Audio-book Review
By Chet Yarbrough
(Blog:awalkingdelight)
Website: chetyarbrough.blog
Factory Girls
By Leslie T. Chang
Narrated by Susan Ericksen

Leslie Chang is perfectly suited for this journey into the heart of China’s economic transformation.
Ms. Chang works for the “Wall Street Journal”. She has family generational experience of imperial and communist China from the 1920s to the present; she speaks Mandarin Chinese, and grew up in the United States. Chang brings intimate perspective to the dynamics of economic and social change in 21st century China.

“Factory Girls” gives the world a glimpse of the tremendous cultural change occurring in today’s China.
Sixteen year old girls are leaving rural China to seek their future in the City. With little formal education, they are fuel for the engines of China’s rapid industrial growth. Chang follows several of these amazing young women back and forth from their rural beginnings to their immersion in the difficult life of factory work.

At home on one acre farms there is nothing for young women to do but eat, sleep, and be treated as a burden and betrothal obligation.

Anomie, culture, tremendous ambition, boredom, and opportunity lure these young women into an unknown world of commerce. Chang notes there is little Chinese law to protect children from the abuses of industrialization.

The city beckons because it offers more than the limited opportunity of baring male children. China’s cultural history emphasizes male value and female inferiority to fuel the ambition of young women anxious to prove themselves.
The drive for money, power, and prestige are as clearly evident in women as in men. Those drives have been unleashed by China’s industrial transformation.
The consequence to factory girls is good and bad; i.e. a consequence of living any life. But, for the factory girls, Chang seems to infer the cost of change is less than the cost of staying on the farm.
BEIJING CHINA HIGH RISES (TYPICAL IN MAJOR CHINESE CITIES 2018) INDUSTRIAL POLLUTION ON A BAD DAY IN BEJING,, CHINA

China is not America. Though about the size of America, China has a population of 1.31 billion; America 325 million.
Chang’s book is frightening to American parents who have the luxury of endorsing extended childhood through college for those who have a high school education.

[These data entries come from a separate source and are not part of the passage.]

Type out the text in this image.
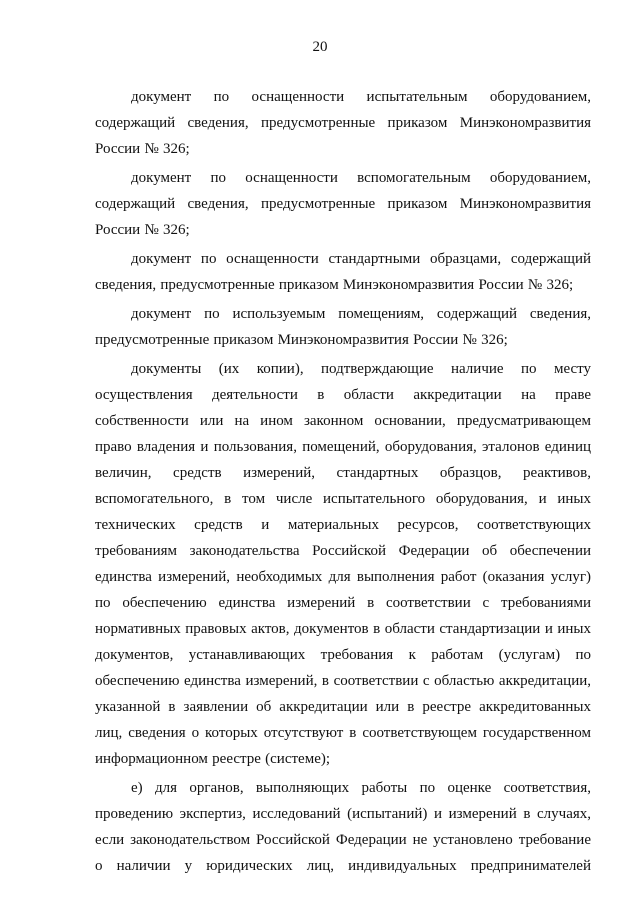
20

документ по оснащенности испытательным оборудованием, содержащий сведения, предусмотренные приказом Минэкономразвития России № 326;

документ по оснащенности вспомогательным оборудованием, содержащий сведения, предусмотренные приказом Минэкономразвития России № 326;

документ по оснащенности стандартными образцами, содержащий сведения, предусмотренные приказом Минэкономразвития России № 326;

документ по используемым помещениям, содержащий сведения, предусмотренные приказом Минэкономразвития России № 326;

документы (их копии), подтверждающие наличие по месту осуществления деятельности в области аккредитации на праве собственности или на ином законном основании, предусматривающем право владения и пользования, помещений, оборудования, эталонов единиц величин, средств измерений, стандартных образцов, реактивов, вспомогательного, в том числе испытательного оборудования, и иных технических средств и материальных ресурсов, соответствующих требованиям законодательства Российской Федерации об обеспечении единства измерений, необходимых для выполнения работ (оказания услуг) по обеспечению единства измерений в соответствии с требованиями нормативных правовых актов, документов в области стандартизации и иных документов, устанавливающих требования к работам (услугам) по обеспечению единства измерений, в соответствии с областью аккредитации, указанной в заявлении об аккредитации или в реестре аккредитованных лиц, сведения о которых отсутствуют в соответствующем государственном информационном реестре (системе);

е) для органов, выполняющих работы по оценке соответствия, проведению экспертиз, исследований (испытаний) и измерений в случаях, если законодательством Российской Федерации не установлено требование о наличии у юридических лиц, индивидуальных предпринимателей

Imagine a sixteen year old daughter taking a train to a city where she knows no one; has no financial support, and is expected to make her own living.
It is hard to imagine an American daughter that has no opportunity except as a barer of male children. What is a young Chinese girl to do if her life options are limited? What is any human to do if their options are unfairly limited? The poor in America know, but that is another book.
“Factory Girls” is an impressive report of the massive cultural change occurring in China. It is an astounding affirmation of the “will to power” explained by Friedrich Nietzsche. It is the drive of the superman (or woman) to perfect and transcend the self through the possession and exercise of creative power.
One cannot help but admire the factory girls of China; i.e. as difficult as the reality of their lives seems to be.